Dimas Fanny Hebrasianto Permadi -

Early skin cancer detection is essential to improve treatment success and reduce mortality rates. This study is an experimental and exploratory study of the performance of various deep Convolutional Neural Network (CNN) architectures in dermatoscopic image-based skin cancer classification. Eight popular CNN models—ResNet18, ResNet50, ResNet101, DenseNet121, EfficientNet-B0, MobileNet V3 Large, ConvNeXt Tiny, and Xception—were tested on a large-scale dataset of 401,062 images and the size ±130×130 pixels. Experiments were conducted with various combinations of hyperparameters, such as batch size, learning rate, and number of epochs, to measure the stability of the models and their effects on accuracy, sensitivity, precision, and computational efficiency.
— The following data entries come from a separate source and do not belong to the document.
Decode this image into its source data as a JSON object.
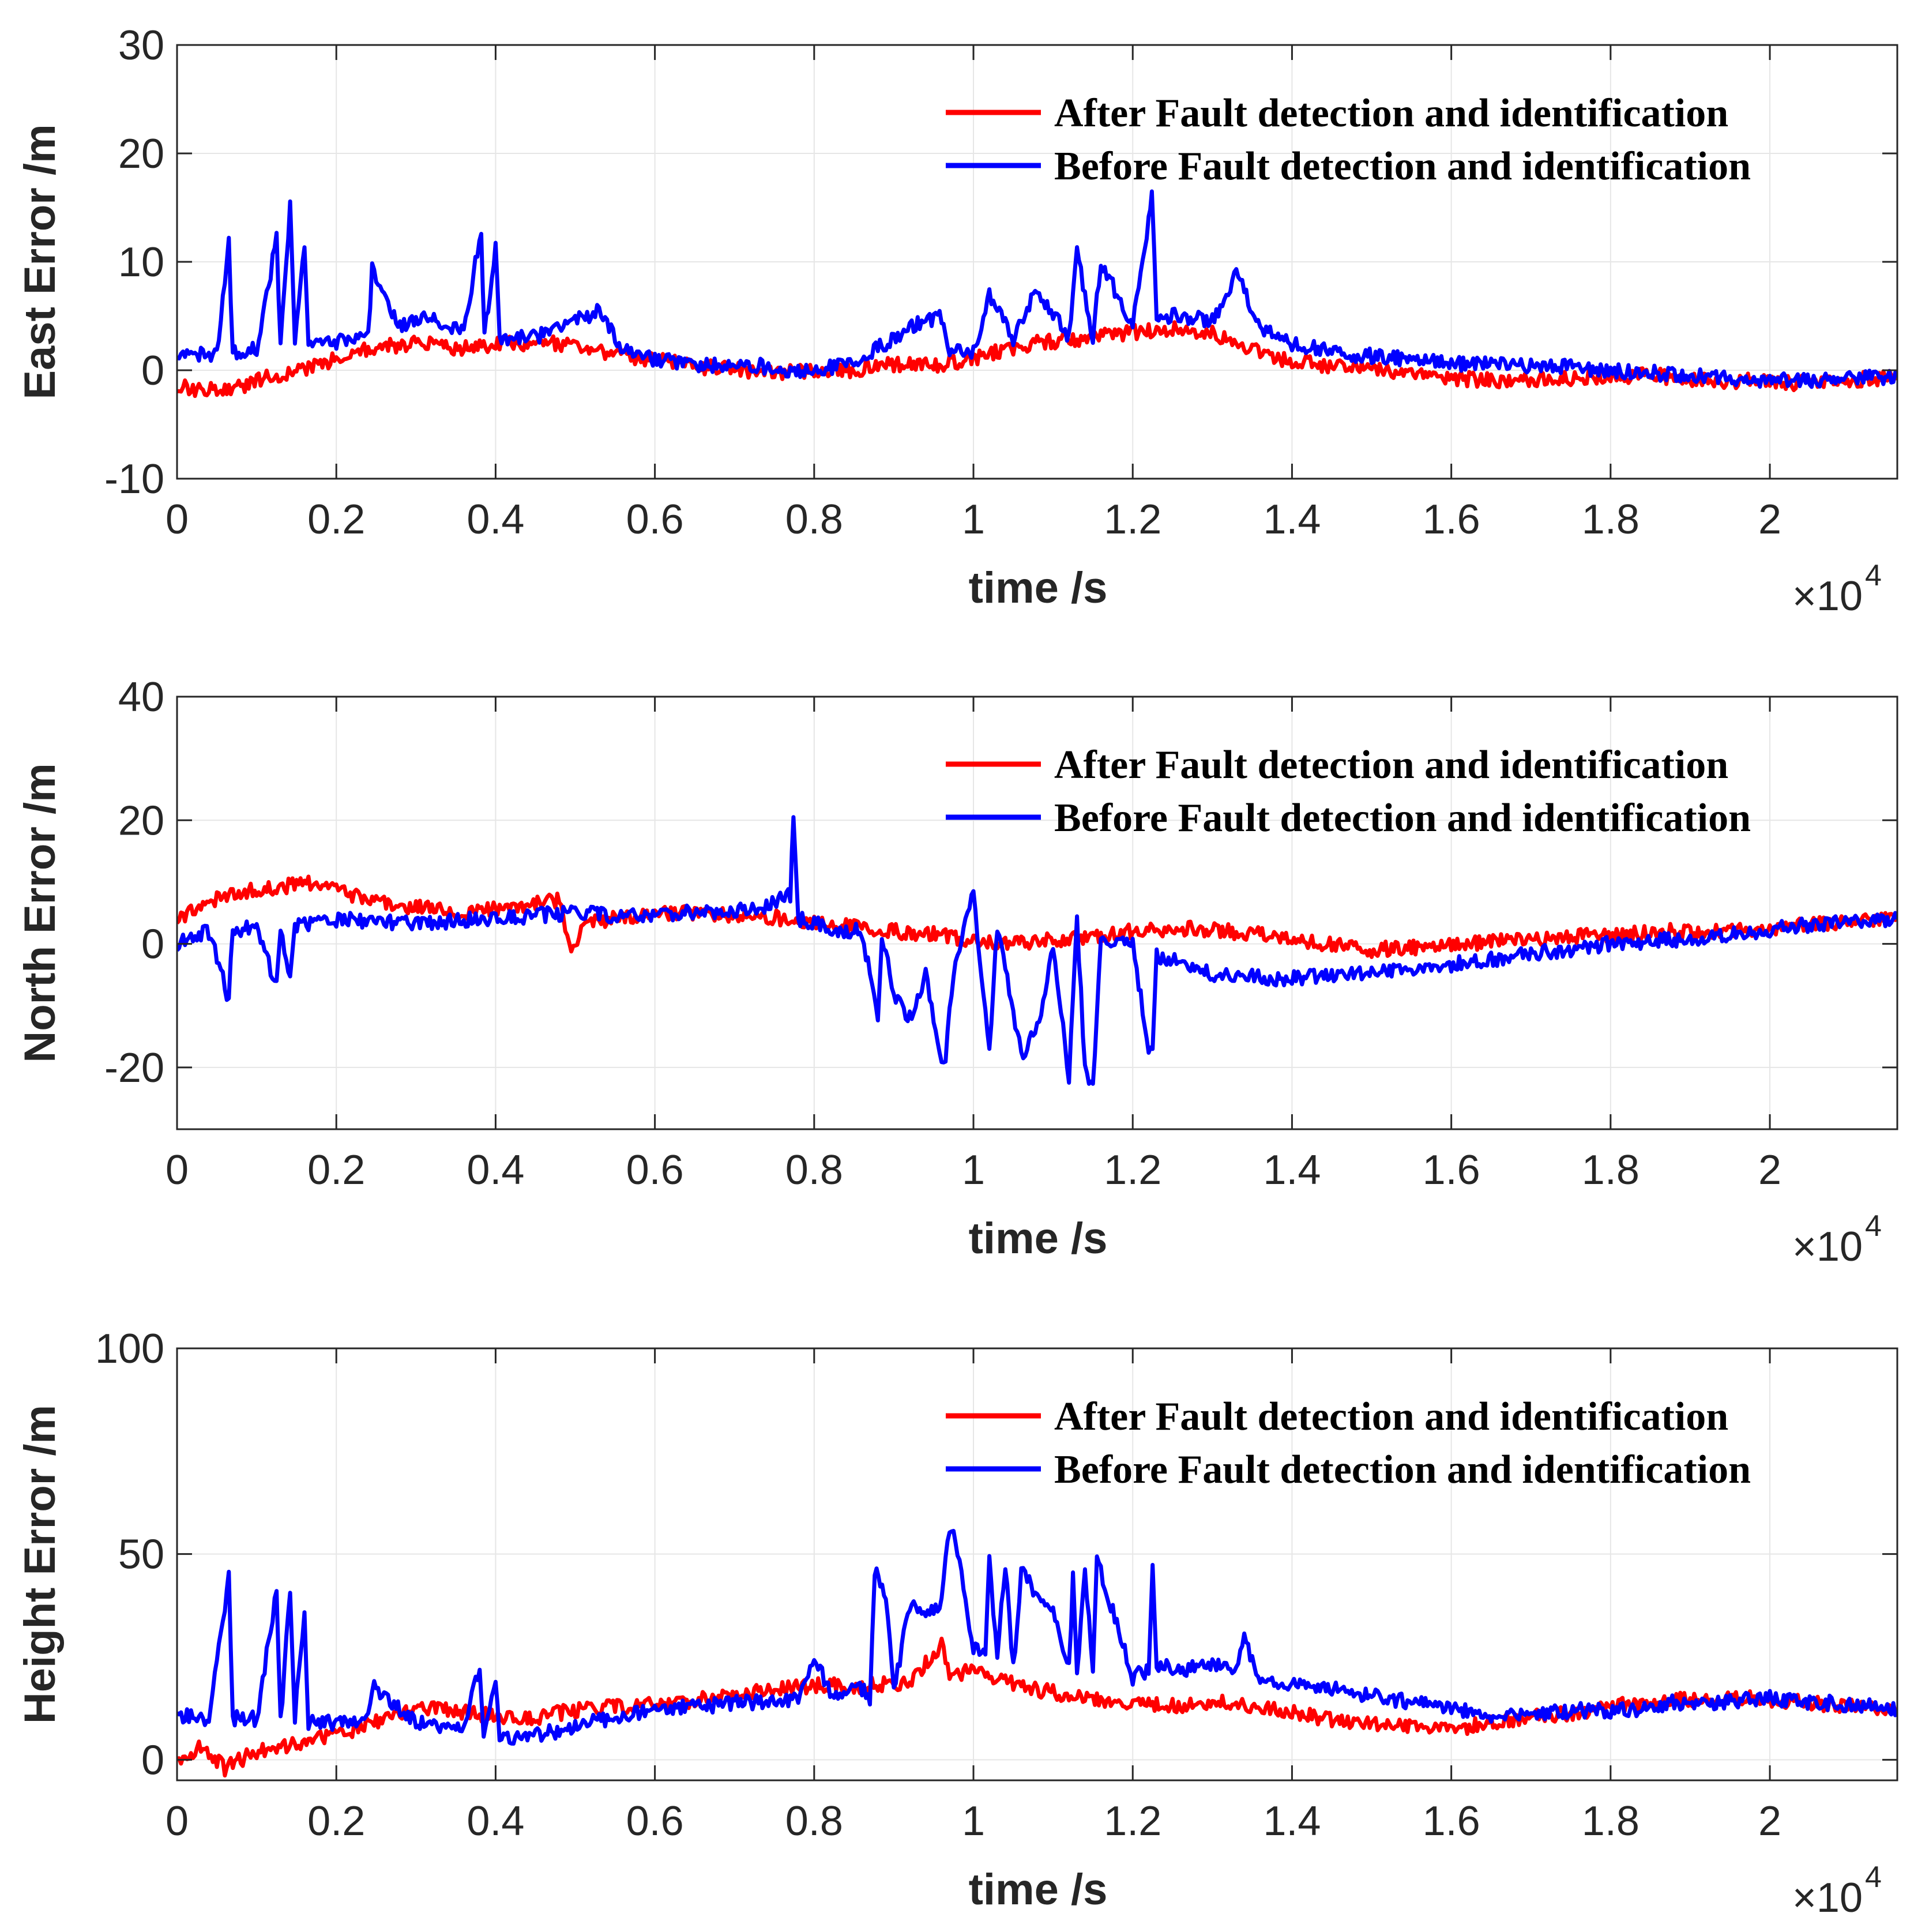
{
  "figure": {
    "colors": {
      "after": "#ff0000",
      "before": "#0000ff",
      "axis": "#262626",
      "grid": "#e6e6e6"
    }
  },
  "chart_data": [
    {
      "type": "line",
      "xlabel": "time /s",
      "ylabel": "East Error /m",
      "xlim": [
        0,
        21600
      ],
      "ylim": [
        -10,
        30
      ],
      "x_ticks": [
        0,
        2000,
        4000,
        6000,
        8000,
        10000,
        12000,
        14000,
        16000,
        18000,
        20000
      ],
      "x_tick_labels": [
        "0",
        "0.2",
        "0.4",
        "0.6",
        "0.8",
        "1",
        "1.2",
        "1.4",
        "1.6",
        "1.8",
        "2"
      ],
      "x_exponent_label": "×10",
      "x_exponent_power": "4",
      "y_ticks": [
        -10,
        0,
        10,
        20,
        30
      ],
      "y_tick_labels": [
        "-10",
        "0",
        "10",
        "20",
        "30"
      ],
      "grid": true,
      "legend_position": "top-right",
      "series": [
        {
          "name": "After Fault detection and identification",
          "color": "#ff0000",
          "x": [
            0,
            600,
            1200,
            1800,
            2400,
            3000,
            3600,
            4200,
            4800,
            5400,
            6000,
            6600,
            7200,
            7800,
            8400,
            9000,
            9600,
            10200,
            10800,
            11400,
            12000,
            12600,
            13200,
            13800,
            14400,
            15000,
            15600,
            16200,
            16800,
            17400,
            18000,
            18600,
            19200,
            19800,
            20400,
            21000,
            21600
          ],
          "y": [
            -1.5,
            -2,
            -0.5,
            0.5,
            2,
            2.5,
            2,
            2.5,
            2.5,
            1.5,
            1,
            0.3,
            0,
            -0.2,
            0,
            0.5,
            0.5,
            1.5,
            2.5,
            3,
            3.5,
            4,
            3,
            1,
            0.5,
            0,
            -0.5,
            -0.8,
            -1,
            -0.8,
            -0.5,
            -0.5,
            -1,
            -1,
            -1.2,
            -1,
            -0.5
          ]
        },
        {
          "name": "Before Fault detection and identification",
          "color": "#0000ff",
          "x": [
            0,
            500,
            650,
            700,
            1000,
            1250,
            1300,
            1420,
            1480,
            1600,
            1650,
            1800,
            2400,
            2450,
            2800,
            3200,
            3600,
            3820,
            3860,
            4000,
            4050,
            4500,
            5300,
            5600,
            6000,
            6600,
            7200,
            7800,
            8400,
            8800,
            9200,
            9600,
            9700,
            10000,
            10200,
            10500,
            10800,
            11200,
            11300,
            11500,
            11600,
            12000,
            12200,
            12240,
            12300,
            12600,
            13000,
            13300,
            13600,
            13800,
            14000,
            14600,
            15600,
            16200,
            16800,
            17400,
            18000,
            18600,
            19200,
            19800,
            20400,
            21000,
            21600
          ],
          "y": [
            1.5,
            1.5,
            12,
            1.5,
            2,
            12,
            2,
            15,
            2,
            12,
            2.5,
            2.5,
            3,
            9.5,
            4,
            5,
            3.5,
            13,
            3,
            11.5,
            3,
            3,
            5.5,
            2,
            1,
            0.5,
            0.5,
            0,
            0.5,
            2,
            4,
            5,
            2,
            1.5,
            7,
            3,
            7.5,
            3,
            11,
            3,
            10,
            4,
            14,
            16,
            5,
            5,
            4.5,
            9,
            4,
            3.5,
            2.5,
            1.5,
            1,
            0.5,
            0.5,
            0.3,
            0,
            -0.3,
            -0.5,
            -0.8,
            -1,
            -0.8,
            -0.5
          ]
        }
      ]
    },
    {
      "type": "line",
      "xlabel": "time /s",
      "ylabel": "North Error /m",
      "xlim": [
        0,
        21600
      ],
      "ylim": [
        -30,
        40
      ],
      "x_ticks": [
        0,
        2000,
        4000,
        6000,
        8000,
        10000,
        12000,
        14000,
        16000,
        18000,
        20000
      ],
      "x_tick_labels": [
        "0",
        "0.2",
        "0.4",
        "0.6",
        "0.8",
        "1",
        "1.2",
        "1.4",
        "1.6",
        "1.8",
        "2"
      ],
      "x_exponent_label": "×10",
      "x_exponent_power": "4",
      "y_ticks": [
        -20,
        0,
        20,
        40
      ],
      "y_tick_labels": [
        "-20",
        "0",
        "20",
        "40"
      ],
      "grid": true,
      "legend_position": "top-right",
      "series": [
        {
          "name": "After Fault detection and identification",
          "color": "#ff0000",
          "x": [
            0,
            600,
            1200,
            1800,
            2400,
            3000,
            3600,
            4200,
            4800,
            4950,
            5100,
            5400,
            6000,
            6600,
            7200,
            7800,
            8400,
            9000,
            9600,
            10200,
            10800,
            11400,
            12000,
            12600,
            13200,
            13800,
            14400,
            15000,
            15600,
            16200,
            16800,
            17400,
            18000,
            18600,
            19200,
            19800,
            20400,
            21000,
            21600
          ],
          "y": [
            4,
            8,
            9,
            10,
            7,
            6,
            5,
            6,
            7,
            -2,
            3,
            4,
            5,
            5,
            4.5,
            4,
            3,
            2,
            1.5,
            0,
            0.5,
            1,
            2,
            2.5,
            2,
            1.5,
            0,
            -1,
            -0.5,
            0,
            0.5,
            1,
            1.5,
            2,
            2,
            2.5,
            3,
            3.5,
            4
          ]
        },
        {
          "name": "Before Fault detection and identification",
          "color": "#0000ff",
          "x": [
            0,
            400,
            650,
            700,
            1000,
            1250,
            1300,
            1420,
            1480,
            1600,
            2000,
            2600,
            3200,
            3800,
            4400,
            5000,
            5600,
            6200,
            6800,
            7400,
            7700,
            7740,
            7800,
            8200,
            8600,
            8800,
            8850,
            9000,
            9200,
            9400,
            9600,
            9650,
            9750,
            10000,
            10100,
            10200,
            10300,
            10600,
            10800,
            11000,
            11200,
            11300,
            11400,
            11500,
            11600,
            12000,
            12200,
            12250,
            12300,
            12600,
            13000,
            13400,
            13800,
            14400,
            15000,
            15600,
            16200,
            16800,
            17400,
            18000,
            18600,
            19200,
            19800,
            20400,
            21000,
            21600
          ],
          "y": [
            0,
            2,
            -9,
            2,
            3,
            -7,
            3,
            -6,
            3,
            3,
            4,
            3.5,
            3.5,
            4,
            4.5,
            5,
            4.5,
            5,
            5,
            6,
            8,
            20,
            4,
            2.5,
            2,
            -12,
            2,
            -8,
            -12,
            -5,
            -20,
            -18,
            -5,
            9,
            -5,
            -18,
            3,
            -18,
            -14,
            0,
            -22,
            4,
            -20,
            -23,
            1,
            0,
            -17,
            -16,
            -2,
            -3,
            -5,
            -5,
            -6,
            -5,
            -4.5,
            -4,
            -3,
            -2,
            -1,
            0,
            0.5,
            1,
            2,
            3,
            3.5,
            4
          ]
        }
      ]
    },
    {
      "type": "line",
      "xlabel": "time /s",
      "ylabel": "Height Error /m",
      "xlim": [
        0,
        21600
      ],
      "ylim": [
        -5,
        100
      ],
      "x_ticks": [
        0,
        2000,
        4000,
        6000,
        8000,
        10000,
        12000,
        14000,
        16000,
        18000,
        20000
      ],
      "x_tick_labels": [
        "0",
        "0.2",
        "0.4",
        "0.6",
        "0.8",
        "1",
        "1.2",
        "1.4",
        "1.6",
        "1.8",
        "2"
      ],
      "x_exponent_label": "×10",
      "x_exponent_power": "4",
      "y_ticks": [
        0,
        50,
        100
      ],
      "y_tick_labels": [
        "0",
        "50",
        "100"
      ],
      "grid": true,
      "legend_position": "top-right",
      "series": [
        {
          "name": "After Fault detection and identification",
          "color": "#ff0000",
          "x": [
            0,
            300,
            600,
            1000,
            1500,
            2000,
            2600,
            3200,
            3800,
            4400,
            5000,
            5600,
            6200,
            6800,
            7400,
            8000,
            8600,
            9200,
            9600,
            9700,
            10000,
            10400,
            10800,
            11400,
            12000,
            12600,
            13200,
            13800,
            14400,
            15000,
            15600,
            16200,
            16800,
            17400,
            18000,
            18600,
            19200,
            19800,
            20400,
            21000,
            21600
          ],
          "y": [
            0,
            3,
            -2,
            2,
            4,
            6,
            10,
            13,
            11,
            10,
            12,
            13,
            14,
            15,
            17,
            18,
            18,
            19,
            28,
            20,
            22,
            19,
            17,
            15,
            14,
            13,
            14,
            12,
            10,
            9,
            8,
            8,
            10,
            11,
            13,
            14,
            15,
            15,
            14,
            13,
            12
          ]
        },
        {
          "name": "Before Fault detection and identification",
          "color": "#0000ff",
          "x": [
            0,
            400,
            650,
            700,
            1000,
            1250,
            1300,
            1420,
            1480,
            1600,
            1650,
            2000,
            2400,
            2450,
            3000,
            3600,
            3800,
            3850,
            4000,
            4050,
            4400,
            4800,
            5200,
            5600,
            6000,
            6600,
            7200,
            7800,
            8000,
            8200,
            8600,
            8700,
            8760,
            8900,
            9000,
            9200,
            9400,
            9600,
            9700,
            9750,
            9800,
            10000,
            10150,
            10200,
            10300,
            10400,
            10500,
            10600,
            10800,
            11000,
            11200,
            11250,
            11300,
            11400,
            11500,
            11550,
            12000,
            12200,
            12250,
            12300,
            12600,
            13000,
            13300,
            13400,
            13600,
            14000,
            14600,
            15200,
            15800,
            16400,
            17000,
            17600,
            18200,
            18800,
            19400,
            20000,
            20600,
            21200,
            21600
          ],
          "y": [
            11,
            10,
            44,
            10,
            10,
            41,
            9,
            42,
            10,
            36,
            9,
            9,
            10,
            18,
            9,
            8,
            22,
            6,
            20,
            5,
            6,
            7,
            9,
            11,
            12,
            13,
            14,
            15,
            26,
            16,
            17,
            15,
            46,
            40,
            16,
            38,
            36,
            38,
            57,
            55,
            50,
            27,
            25,
            49,
            25,
            48,
            22,
            46,
            40,
            36,
            22,
            45,
            21,
            47,
            21,
            49,
            20,
            22,
            47,
            23,
            22,
            23,
            21,
            29,
            20,
            18,
            17,
            15,
            13,
            11,
            11,
            12,
            12,
            14,
            14,
            15,
            14,
            13,
            12
          ]
        }
      ]
    }
  ]
}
One crucial observation is that some models, such as ResNet and Xception, exhibit symptoms of overfitting after a certain number of epochs (e.g., >40), where the training accuracy increases to 99.98%, but the validation accuracy decreases or stagnates. In contrast, models such as ConvNeXt-Tiny and DenseNet121 show stable performance up to the 100th epoch with validation accuracy approaching 99.87% and F1-score only reaching 34%. This is due to the F1-score testing and the data imbalance in the Indeterminate, Benign, and Malignant classes. The analysis also includes GPU memory usage and training time, showing that ResNet101 and ConvNeXt-Tiny require high resources (over 300 MB of total memory and more than 700 seconds per epoch). In comparison, lightweight models such as MobileNetV3-Large and EfficientNet-b0 are more efficient ( <150 MB of memory and <350 seconds per epoch) with competitive classification performance. DenseNet121 recorded the highest F1 score (34.92%) with efficient memory consumption and training time. In contrast, ResNet101 and ConvNeXt require high computational resources without significant improvement in the metrics. MobileNetV3 and EfficientNet-B0 excel in GPU duration and memory efficiency. The training discussion shows that large hidden dimensions do not guarantee better performance and model stability is more affected by architecture depth and training configuration. This study emphasizes the importance of comprehensively evaluating models’ accuracy, efficiency, stability, and ability to handle data imbalance in automated medical diagnosis systems.